The script loads .env.dev and forces Postgres, Redis, and the test mailer to stay local. It does not reuse remote connections that may exist in .env.

Move from echo to a real agent

Keep this structure:

  1. Receive the message in onMessage.
  2. Read message.text, message.attachments, or message.widgetResponse.
  3. Run your local workflow.
  4. Reply with the same conversationId.
  5. Use message.from as the recipient.
client.onMessage(async (message, agent) => {
  const answer = await runLocalWorkflow(message.text);

  await agent.sendMessage({
    conversationId: message.conversationId,
    to: message.from,
    replyToMessageId: message.id,
    text: answer,
  });
});

Permissions and widgets

For sensitive actions, ask for permission before acting. The flow validated in real testing is: send the widget, wait for the response, check granted: true, then run the action with the chosen scope.
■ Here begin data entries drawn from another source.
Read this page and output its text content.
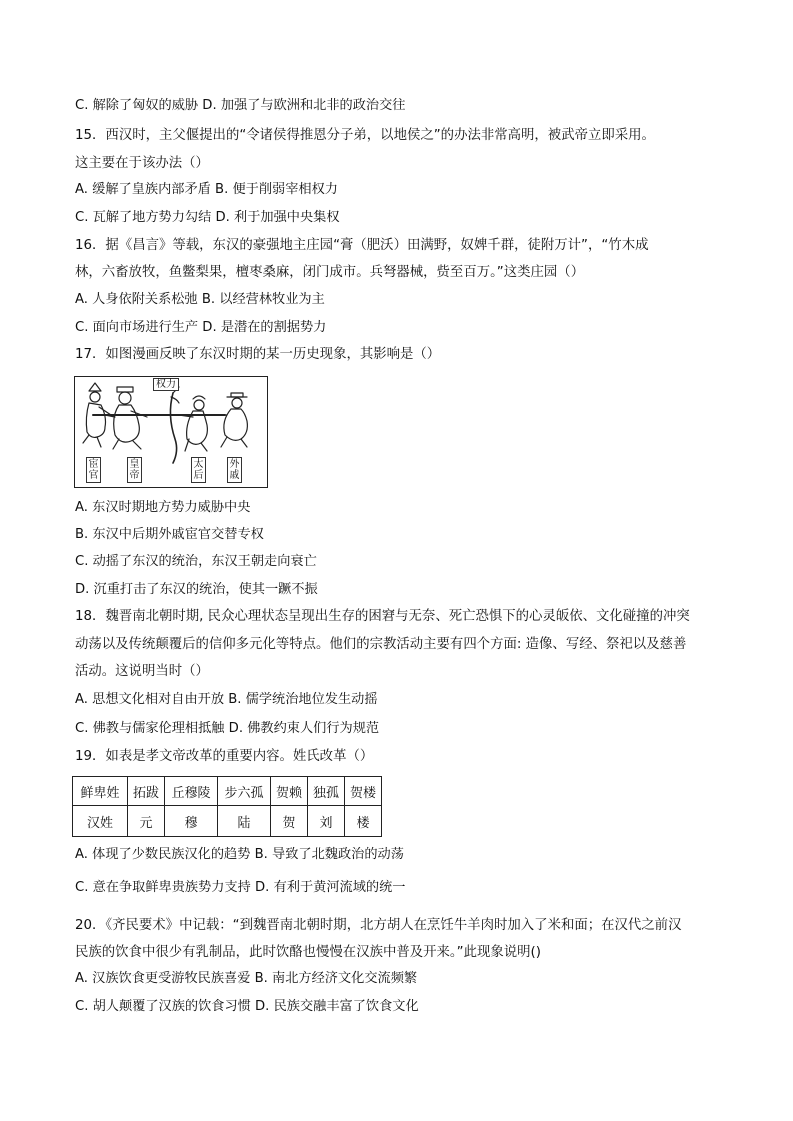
C. 解除了匈奴的威胁 D. 加强了与欧洲和北非的政治交往
15．西汉时，主父偃提出的“令诸侯得推恩分子弟，以地侯之”的办法非常高明，被武帝立即采用。
这主要在于该办法（）
A. 缓解了皇族内部矛盾 B. 便于削弱宰相权力
C. 瓦解了地方势力勾结 D. 利于加强中央集权
16．据《昌言》等载，东汉的豪强地主庄园“膏（肥沃）田满野，奴婢千群，徒附万计”，“竹木成
林，六畜放牧，鱼鳖梨果，檀枣桑麻，闭门成市。兵弩器械，赀至百万。”这类庄园（）
A. 人身依附关系松弛 B. 以经营林牧业为主
C. 面向市场进行生产 D. 是潜在的割据势力
17．如图漫画反映了东汉时期的某一历史现象，其影响是（）
权力
宦官
皇帝
太后
外戚
A. 东汉时期地方势力威胁中央
B. 东汉中后期外戚宦官交替专权
C. 动摇了东汉的统治，东汉王朝走向衰亡
D. 沉重打击了东汉的统治，使其一蹶不振
18．魏晋南北朝时期, 民众心理状态呈现出生存的困窘与无奈、死亡恐惧下的心灵皈依、文化碰撞的冲突
动荡以及传统颠覆后的信仰多元化等特点。他们的宗教活动主要有四个方面: 造像、写经、祭祀以及慈善
活动。这说明当时（）
A. 思想文化相对自由开放 B. 儒学统治地位发生动摇
C. 佛教与儒家伦理相抵触 D. 佛教约束人们行为规范
19．如表是孝文帝改革的重要内容。姓氏改革（）
鲜卑姓	拓跋	丘穆陵	步六孤	贺赖	独孤	贺楼
汉姓	元	穆	陆	贺	刘	楼
A. 体现了少数民族汉化的趋势 B. 导致了北魏政治的动荡
C. 意在争取鲜卑贵族势力支持 D. 有利于黄河流域的统一
20．《齐民要术》中记载：“到魏晋南北朝时期，北方胡人在烹饪牛羊肉时加入了米和面；在汉代之前汉
民族的饮食中很少有乳制品，此时饮酪也慢慢在汉族中普及开来。”此现象说明()
A. 汉族饮食更受游牧民族喜爱 B. 南北方经济文化交流频繁
C. 胡人颠覆了汉族的饮食习惯 D. 民族交融丰富了饮食文化
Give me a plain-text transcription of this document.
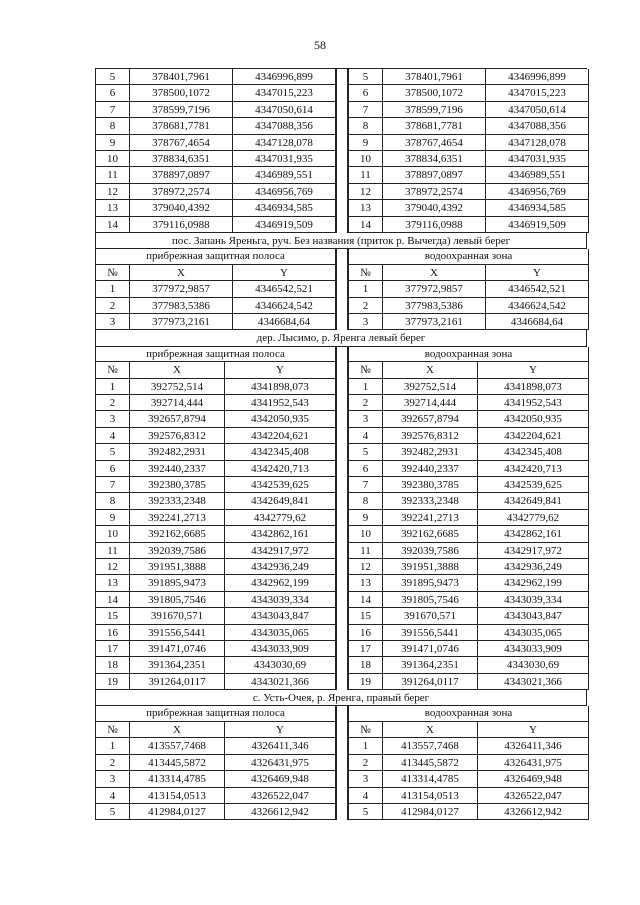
58
5	378401,7961	4346996,899
6	378500,1072	4347015,223
7	378599,7196	4347050,614
8	378681,7781	4347088,356
9	378767,4654	4347128,078
10	378834,6351	4347031,935
11	378897,0897	4346989,551
12	378972,2574	4346956,769
13	379040,4392	4346934,585
14	379116,0988	4346919,509
5	378401,7961	4346996,899
6	378500,1072	4347015,223
7	378599,7196	4347050,614
8	378681,7781	4347088,356
9	378767,4654	4347128,078
10	378834,6351	4347031,935
11	378897,0897	4346989,551
12	378972,2574	4346956,769
13	379040,4392	4346934,585
14	379116,0988	4346919,509
пос. Запань Яреньга, руч. Без названия (приток р. Вычегда) левый берег
прибрежная защитная полоса
№	X	Y
1	377972,9857	4346542,521
2	377983,5386	4346624,542
3	377973,2161	4346684,64
водоохранная зона
№	X	Y
1	377972,9857	4346542,521
2	377983,5386	4346624,542
3	377973,2161	4346684,64
дер. Лысимо, р. Яренга левый берег
прибрежная защитная полоса
№	X	Y
1	392752,514	4341898,073
2	392714,444	4341952,543
3	392657,8794	4342050,935
4	392576,8312	4342204,621
5	392482,2931	4342345,408
6	392440,2337	4342420,713
7	392380,3785	4342539,625
8	392333,2348	4342649,841
9	392241,2713	4342779,62
10	392162,6685	4342862,161
11	392039,7586	4342917,972
12	391951,3888	4342936,249
13	391895,9473	4342962,199
14	391805,7546	4343039,334
15	391670,571	4343043,847
16	391556,5441	4343035,065
17	391471,0746	4343033,909
18	391364,2351	4343030,69
19	391264,0117	4343021,366
водоохранная зона
№	X	Y
1	392752,514	4341898,073
2	392714,444	4341952,543
3	392657,8794	4342050,935
4	392576,8312	4342204,621
5	392482,2931	4342345,408
6	392440,2337	4342420,713
7	392380,3785	4342539,625
8	392333,2348	4342649,841
9	392241,2713	4342779,62
10	392162,6685	4342862,161
11	392039,7586	4342917,972
12	391951,3888	4342936,249
13	391895,9473	4342962,199
14	391805,7546	4343039,334
15	391670,571	4343043,847
16	391556,5441	4343035,065
17	391471,0746	4343033,909
18	391364,2351	4343030,69
19	391264,0117	4343021,366
с. Усть-Очея, р. Яренга, правый берег
прибрежная защитная полоса
№	X	Y
1	413557,7468	4326411,346
2	413445,5872	4326431,975
3	413314,4785	4326469,948
4	413154,0513	4326522,047
5	412984,0127	4326612,942
водоохранная зона
№	X	Y
1	413557,7468	4326411,346
2	413445,5872	4326431,975
3	413314,4785	4326469,948
4	413154,0513	4326522,047
5	412984,0127	4326612,942
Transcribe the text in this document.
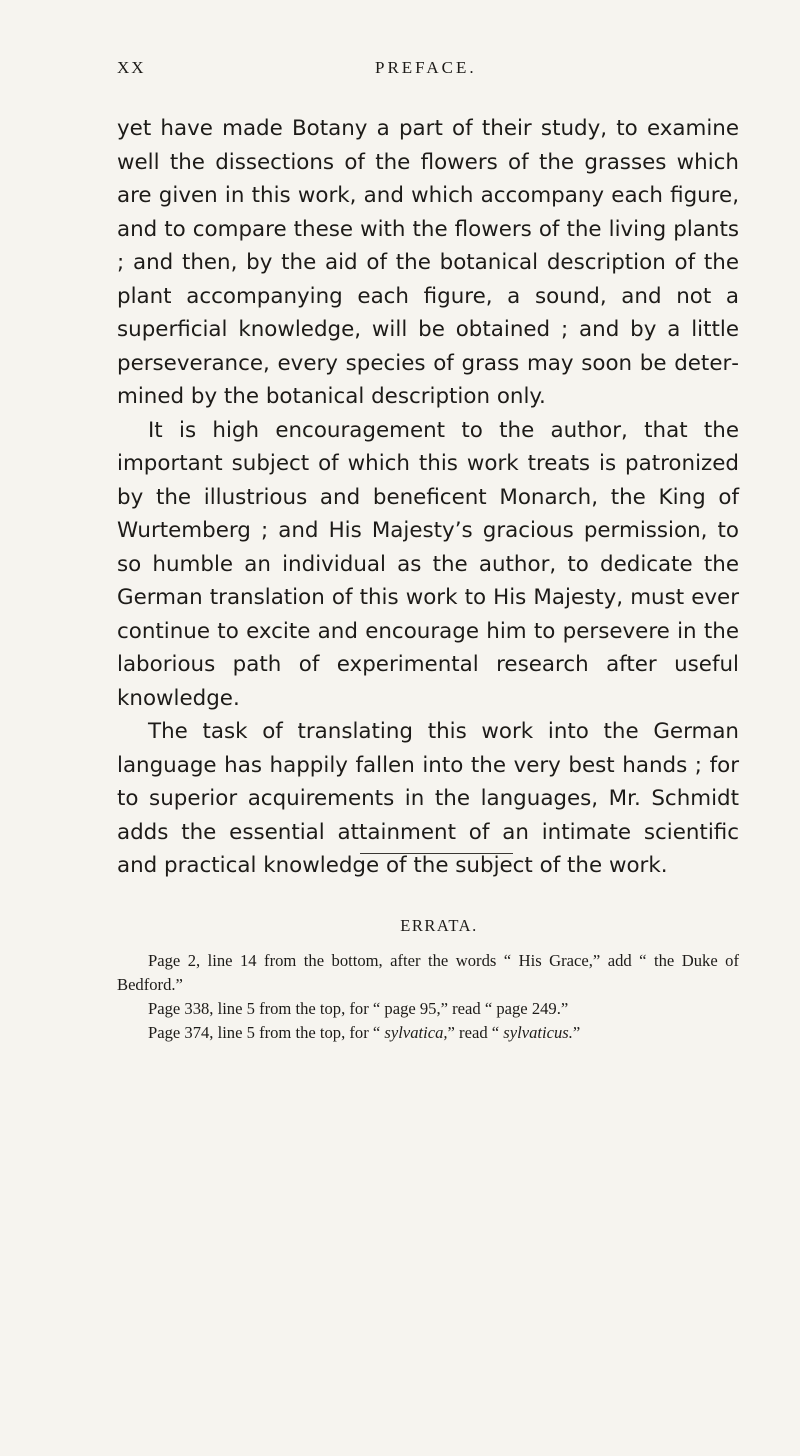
XX	PREFACE.

yet have made Botany a part of their study, to examine well the dissections of the flowers of the grasses which are given in this work, and which accompany each figure, and to compare these with the flowers of the living plants ; and then, by the aid of the botanical description of the plant accompanying each figure, a sound, and not a superficial knowledge, will be obtained ; and by a little perseverance, every species of grass may soon be determined by the botanical description only.

It is high encouragement to the author, that the important subject of which this work treats is patronized by the illustrious and beneficent Monarch, the King of Wurtemberg ; and His Majesty’s gracious permission, to so humble an individual as the author, to dedicate the German translation of this work to His Majesty, must ever continue to excite and encourage him to persevere in the laborious path of experimental research after useful knowledge.

The task of translating this work into the German language has happily fallen into the very best hands ; for to superior acquirements in the languages, Mr. Schmidt adds the essential attainment of an intimate scientific and practical knowledge of the subject of the work.

ERRATA.

Page 2, line 14 from the bottom, after the words “ His Grace,” add “ the Duke of Bedford.”

Page 338, line 5 from the top, for “ page 95,” read “ page 249.”

Page 374, line 5 from the top, for “ sylvatica,” read “ sylvaticus.”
client.onMessage(async (message, agent) => {
  if (message.widgetResponse?.ref === "permission-web-search") {
    const permission = message.widgetResponse.value as { granted?: boolean; scope?: string };
    if (!permission.granted) return;

    const answer = await runWebSearch({ scope: permission.scope });
    await agent.sendMessage({
      conversationId: message.conversationId,
      to: message.from,
      text: answer,
    });
    return;
  }

  await agent.sendPermissionWidget({
    conversationId: message.conversationId,
    to: message.from,
    id: "permission-web-search",
    title: "Allow web search?",
    body: "The agent wants to call an external service before replying.",
    scopes: ["once", "session"],
  });
});

Validation checklist

  • The agent appears online in the app.
  • The local process stays open without an authentication error.
  • onOpen appears in the logs.
  • onMessage receives the message sent from the browser.
  • The reply uses the inbound conversationId and message.from.
  • ~/.pacerelle/agents/<agent-id>.signal.b64 exists after the first encrypted message.
  • Widgets wait for the user response before running the action.

If it gets stuck

  • Agent offline: check PACERELLE_AGENT_ID, PACERELLE_AGENT_TOKEN, and outbound WebSocket access.
  • unauthorized: the token is missing, old, mistyped, or belongs to another agent.
  • Messages do not decrypt: do not regenerate the Signal identity; reuse the agent's stable snapshot.
  • Replies do not appear: check conversationId, to: message.from, and e2ee: true.